The $2bn increase from the previous year represents a 30 per cent increase in US dollar terms against the $6.6bn total collected in 2016. However, the Chinese yuan has appreciated against the US dollar and the Chinese authorities have changed the way they calculate box office revenues over the past year.

In Chinese currency terms, the year-on-year growth stands at around 22 per cent, though the SAPPRFT reports an increase of 13.45 per cent, which reflects the growth rate once the fees paid by the consumers to online ticketing platforms have been removed.

In 2016, the box office grew by just 3.7 per cent in the country, leaving Chinese authorities to include ticketing fees in box office figures from 2017.

The weak line up of films during 2016, as well as the clampdown on fraud and online discounts, led to China’s box office experiencing a weak year.
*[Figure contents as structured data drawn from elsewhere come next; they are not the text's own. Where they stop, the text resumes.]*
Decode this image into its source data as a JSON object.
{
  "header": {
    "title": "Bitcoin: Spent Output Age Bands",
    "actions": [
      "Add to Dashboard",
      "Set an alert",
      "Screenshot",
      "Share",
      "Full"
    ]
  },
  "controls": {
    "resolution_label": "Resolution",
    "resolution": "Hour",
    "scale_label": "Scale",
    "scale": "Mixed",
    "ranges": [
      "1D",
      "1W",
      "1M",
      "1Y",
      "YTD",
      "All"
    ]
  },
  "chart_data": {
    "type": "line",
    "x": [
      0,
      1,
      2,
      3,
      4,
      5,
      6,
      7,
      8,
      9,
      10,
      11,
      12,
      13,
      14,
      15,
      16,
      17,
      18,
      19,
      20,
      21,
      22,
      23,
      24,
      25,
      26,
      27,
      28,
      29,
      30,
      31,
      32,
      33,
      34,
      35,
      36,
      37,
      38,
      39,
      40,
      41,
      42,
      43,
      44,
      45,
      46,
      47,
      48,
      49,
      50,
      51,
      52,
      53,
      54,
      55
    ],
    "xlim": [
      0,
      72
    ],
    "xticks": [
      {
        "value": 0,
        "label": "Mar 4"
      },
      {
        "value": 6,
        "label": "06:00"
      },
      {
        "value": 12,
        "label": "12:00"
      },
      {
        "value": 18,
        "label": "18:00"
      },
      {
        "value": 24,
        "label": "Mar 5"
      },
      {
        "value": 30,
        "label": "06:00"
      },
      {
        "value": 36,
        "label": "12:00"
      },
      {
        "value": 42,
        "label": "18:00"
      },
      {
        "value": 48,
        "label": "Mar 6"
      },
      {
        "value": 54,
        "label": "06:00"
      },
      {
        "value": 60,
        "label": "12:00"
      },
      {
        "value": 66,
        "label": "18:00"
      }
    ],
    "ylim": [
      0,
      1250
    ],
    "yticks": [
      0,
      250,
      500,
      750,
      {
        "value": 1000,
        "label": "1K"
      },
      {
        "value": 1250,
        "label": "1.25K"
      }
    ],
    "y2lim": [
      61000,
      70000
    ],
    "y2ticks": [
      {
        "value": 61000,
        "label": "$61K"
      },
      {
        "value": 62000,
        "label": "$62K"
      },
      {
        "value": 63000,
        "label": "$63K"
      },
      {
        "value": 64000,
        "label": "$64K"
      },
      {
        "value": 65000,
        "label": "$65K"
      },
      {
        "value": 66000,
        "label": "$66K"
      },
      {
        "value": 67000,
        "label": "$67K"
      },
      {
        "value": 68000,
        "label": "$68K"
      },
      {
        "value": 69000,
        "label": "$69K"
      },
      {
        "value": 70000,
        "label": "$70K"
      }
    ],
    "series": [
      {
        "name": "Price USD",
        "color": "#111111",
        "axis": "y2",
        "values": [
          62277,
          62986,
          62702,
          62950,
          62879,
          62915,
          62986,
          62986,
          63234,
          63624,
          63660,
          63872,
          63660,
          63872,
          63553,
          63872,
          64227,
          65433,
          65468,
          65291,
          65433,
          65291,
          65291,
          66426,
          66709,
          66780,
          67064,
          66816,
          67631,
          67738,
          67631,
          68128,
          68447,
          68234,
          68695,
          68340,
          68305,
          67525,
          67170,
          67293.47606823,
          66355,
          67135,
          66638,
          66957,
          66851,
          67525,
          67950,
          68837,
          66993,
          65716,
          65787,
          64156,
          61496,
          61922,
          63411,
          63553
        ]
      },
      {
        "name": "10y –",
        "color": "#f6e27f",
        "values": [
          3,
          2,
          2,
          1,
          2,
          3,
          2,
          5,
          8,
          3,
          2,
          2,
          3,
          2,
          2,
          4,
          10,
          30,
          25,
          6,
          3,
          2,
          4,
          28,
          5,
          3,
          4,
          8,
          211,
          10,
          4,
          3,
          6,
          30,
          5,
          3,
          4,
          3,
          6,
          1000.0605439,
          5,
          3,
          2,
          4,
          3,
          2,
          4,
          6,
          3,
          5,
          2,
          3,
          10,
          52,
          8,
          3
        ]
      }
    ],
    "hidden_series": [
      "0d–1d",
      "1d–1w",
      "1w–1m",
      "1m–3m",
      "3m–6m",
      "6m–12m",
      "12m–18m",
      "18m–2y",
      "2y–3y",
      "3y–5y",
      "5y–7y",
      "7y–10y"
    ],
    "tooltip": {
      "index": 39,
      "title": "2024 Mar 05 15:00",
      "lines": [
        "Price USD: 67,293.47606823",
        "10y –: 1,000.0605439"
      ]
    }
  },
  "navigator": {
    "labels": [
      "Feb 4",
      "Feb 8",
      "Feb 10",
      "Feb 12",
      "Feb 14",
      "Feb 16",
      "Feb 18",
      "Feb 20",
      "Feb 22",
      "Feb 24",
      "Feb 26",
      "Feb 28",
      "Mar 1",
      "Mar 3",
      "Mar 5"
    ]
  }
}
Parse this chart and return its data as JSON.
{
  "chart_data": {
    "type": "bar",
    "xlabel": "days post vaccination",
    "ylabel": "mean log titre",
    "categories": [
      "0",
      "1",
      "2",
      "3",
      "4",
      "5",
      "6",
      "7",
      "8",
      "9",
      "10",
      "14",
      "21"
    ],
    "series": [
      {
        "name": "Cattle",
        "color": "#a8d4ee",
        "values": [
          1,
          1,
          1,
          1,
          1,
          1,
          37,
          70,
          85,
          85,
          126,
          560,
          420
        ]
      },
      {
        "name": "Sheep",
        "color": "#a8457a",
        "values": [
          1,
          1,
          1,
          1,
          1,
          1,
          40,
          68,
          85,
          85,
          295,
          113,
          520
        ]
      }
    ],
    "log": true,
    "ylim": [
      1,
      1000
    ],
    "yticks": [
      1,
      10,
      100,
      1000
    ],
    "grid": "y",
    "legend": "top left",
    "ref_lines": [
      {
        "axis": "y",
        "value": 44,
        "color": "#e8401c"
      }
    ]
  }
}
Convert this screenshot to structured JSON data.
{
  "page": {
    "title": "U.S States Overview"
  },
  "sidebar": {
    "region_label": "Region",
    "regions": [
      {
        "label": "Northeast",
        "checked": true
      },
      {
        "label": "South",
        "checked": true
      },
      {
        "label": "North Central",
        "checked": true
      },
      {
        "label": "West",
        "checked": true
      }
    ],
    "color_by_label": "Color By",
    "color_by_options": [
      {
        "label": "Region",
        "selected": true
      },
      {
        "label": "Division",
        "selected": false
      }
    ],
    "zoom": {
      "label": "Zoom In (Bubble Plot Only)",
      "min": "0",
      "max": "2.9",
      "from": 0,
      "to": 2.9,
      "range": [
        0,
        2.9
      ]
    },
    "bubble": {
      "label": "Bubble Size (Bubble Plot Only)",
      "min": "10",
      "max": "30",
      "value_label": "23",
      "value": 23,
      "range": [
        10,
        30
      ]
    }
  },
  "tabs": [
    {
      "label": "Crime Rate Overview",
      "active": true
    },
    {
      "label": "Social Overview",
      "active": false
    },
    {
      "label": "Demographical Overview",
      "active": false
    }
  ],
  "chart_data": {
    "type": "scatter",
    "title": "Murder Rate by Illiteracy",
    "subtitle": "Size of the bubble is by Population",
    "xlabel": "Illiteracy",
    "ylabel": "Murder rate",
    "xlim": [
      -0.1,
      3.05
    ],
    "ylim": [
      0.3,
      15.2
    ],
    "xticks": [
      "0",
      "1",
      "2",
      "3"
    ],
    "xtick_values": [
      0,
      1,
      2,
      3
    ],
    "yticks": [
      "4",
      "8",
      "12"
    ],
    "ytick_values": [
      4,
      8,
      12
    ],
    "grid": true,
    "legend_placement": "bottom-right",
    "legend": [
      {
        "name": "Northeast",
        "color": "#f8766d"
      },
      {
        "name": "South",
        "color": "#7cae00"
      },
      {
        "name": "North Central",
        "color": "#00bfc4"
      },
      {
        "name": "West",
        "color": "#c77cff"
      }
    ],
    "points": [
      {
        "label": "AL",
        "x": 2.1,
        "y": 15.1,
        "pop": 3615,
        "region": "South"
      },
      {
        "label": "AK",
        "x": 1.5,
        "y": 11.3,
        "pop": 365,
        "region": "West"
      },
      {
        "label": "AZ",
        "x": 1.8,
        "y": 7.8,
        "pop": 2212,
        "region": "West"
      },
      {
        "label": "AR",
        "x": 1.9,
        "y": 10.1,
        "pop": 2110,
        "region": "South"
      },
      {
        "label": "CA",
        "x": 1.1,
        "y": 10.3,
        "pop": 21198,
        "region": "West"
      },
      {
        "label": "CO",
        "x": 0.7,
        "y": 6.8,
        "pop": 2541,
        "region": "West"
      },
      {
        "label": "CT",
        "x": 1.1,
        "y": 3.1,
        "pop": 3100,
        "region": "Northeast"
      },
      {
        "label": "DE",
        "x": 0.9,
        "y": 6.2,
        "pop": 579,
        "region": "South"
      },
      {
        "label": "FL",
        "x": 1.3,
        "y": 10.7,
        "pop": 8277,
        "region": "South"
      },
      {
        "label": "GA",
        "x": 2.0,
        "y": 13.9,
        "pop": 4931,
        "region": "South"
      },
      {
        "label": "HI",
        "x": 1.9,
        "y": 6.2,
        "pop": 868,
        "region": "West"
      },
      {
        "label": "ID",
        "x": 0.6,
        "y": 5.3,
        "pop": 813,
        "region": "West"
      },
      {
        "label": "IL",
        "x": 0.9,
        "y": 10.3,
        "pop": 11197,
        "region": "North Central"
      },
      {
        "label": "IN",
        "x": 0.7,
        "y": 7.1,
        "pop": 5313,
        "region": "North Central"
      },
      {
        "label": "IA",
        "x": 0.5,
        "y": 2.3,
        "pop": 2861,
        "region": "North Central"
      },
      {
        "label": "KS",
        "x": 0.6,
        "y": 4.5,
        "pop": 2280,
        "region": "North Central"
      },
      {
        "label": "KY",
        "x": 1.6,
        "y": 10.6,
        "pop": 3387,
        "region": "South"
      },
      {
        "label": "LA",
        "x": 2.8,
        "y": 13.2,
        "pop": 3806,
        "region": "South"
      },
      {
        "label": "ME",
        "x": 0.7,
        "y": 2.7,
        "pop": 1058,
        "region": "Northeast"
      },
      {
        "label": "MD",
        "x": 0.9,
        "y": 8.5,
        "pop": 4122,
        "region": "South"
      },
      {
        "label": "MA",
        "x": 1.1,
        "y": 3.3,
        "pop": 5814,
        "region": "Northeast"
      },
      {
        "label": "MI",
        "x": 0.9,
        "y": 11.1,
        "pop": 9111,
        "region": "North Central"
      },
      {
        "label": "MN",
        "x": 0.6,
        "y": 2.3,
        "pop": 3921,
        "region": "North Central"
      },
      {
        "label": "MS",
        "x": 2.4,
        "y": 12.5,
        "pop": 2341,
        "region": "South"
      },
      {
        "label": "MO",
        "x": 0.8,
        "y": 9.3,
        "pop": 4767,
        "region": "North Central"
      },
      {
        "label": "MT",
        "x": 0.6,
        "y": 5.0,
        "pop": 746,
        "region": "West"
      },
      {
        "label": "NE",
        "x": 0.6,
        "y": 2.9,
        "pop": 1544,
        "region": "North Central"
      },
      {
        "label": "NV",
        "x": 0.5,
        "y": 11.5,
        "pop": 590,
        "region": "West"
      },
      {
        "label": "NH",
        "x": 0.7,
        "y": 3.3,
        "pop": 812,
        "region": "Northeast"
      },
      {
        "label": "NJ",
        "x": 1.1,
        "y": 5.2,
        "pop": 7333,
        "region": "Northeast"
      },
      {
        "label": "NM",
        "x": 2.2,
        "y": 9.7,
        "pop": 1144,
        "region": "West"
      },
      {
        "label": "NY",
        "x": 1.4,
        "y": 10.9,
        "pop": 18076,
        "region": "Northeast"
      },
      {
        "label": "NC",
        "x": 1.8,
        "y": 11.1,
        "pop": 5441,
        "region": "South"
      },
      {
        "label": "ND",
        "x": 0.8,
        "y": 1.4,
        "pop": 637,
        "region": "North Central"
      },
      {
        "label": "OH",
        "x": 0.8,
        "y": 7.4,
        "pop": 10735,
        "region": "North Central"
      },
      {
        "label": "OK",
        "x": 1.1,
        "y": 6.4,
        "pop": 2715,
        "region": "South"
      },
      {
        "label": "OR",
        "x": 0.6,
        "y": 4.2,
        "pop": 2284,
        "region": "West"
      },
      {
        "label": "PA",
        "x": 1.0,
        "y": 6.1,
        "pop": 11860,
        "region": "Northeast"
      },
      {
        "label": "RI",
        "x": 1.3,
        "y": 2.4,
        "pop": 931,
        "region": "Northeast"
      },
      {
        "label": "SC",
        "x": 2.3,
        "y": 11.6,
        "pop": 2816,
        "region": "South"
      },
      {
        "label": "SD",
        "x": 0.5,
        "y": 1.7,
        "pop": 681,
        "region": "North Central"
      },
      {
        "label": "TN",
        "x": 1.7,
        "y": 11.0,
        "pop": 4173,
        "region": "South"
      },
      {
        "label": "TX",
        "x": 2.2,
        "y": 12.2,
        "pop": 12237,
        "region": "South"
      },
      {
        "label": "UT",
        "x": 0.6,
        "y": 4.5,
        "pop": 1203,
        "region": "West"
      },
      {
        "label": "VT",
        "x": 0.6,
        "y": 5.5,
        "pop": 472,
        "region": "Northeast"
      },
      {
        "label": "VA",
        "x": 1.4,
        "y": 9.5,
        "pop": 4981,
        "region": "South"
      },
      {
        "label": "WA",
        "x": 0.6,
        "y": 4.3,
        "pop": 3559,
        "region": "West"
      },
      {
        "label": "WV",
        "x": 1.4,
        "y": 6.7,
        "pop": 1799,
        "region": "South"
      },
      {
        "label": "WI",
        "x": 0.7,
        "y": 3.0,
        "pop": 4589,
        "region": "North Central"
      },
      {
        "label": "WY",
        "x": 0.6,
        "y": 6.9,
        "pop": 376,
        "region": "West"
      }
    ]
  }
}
Prior to that, the country’s box office had been growing at 30 per cent or more every year for the prior 10 years.

SAPPRFT also reported that ticket sales increased by 18 per cent from 1.37 billion in 2016 to 1.62 billion in 2017, showing that the average ticket price is declining due to online ticketing discounts and the increase of cinema screens in less affluent third and fourth tier cities.

In addition, the number of cinema screens increased by 23 per cent to 50,776 by the end of 2017.

Top grossing films in China included Wolf Warrior 2, Never Say Die, Jackie Chan action title Kung Fu Yoga, and Tsui Hark’s Journey To The West: The Demons Strike Back.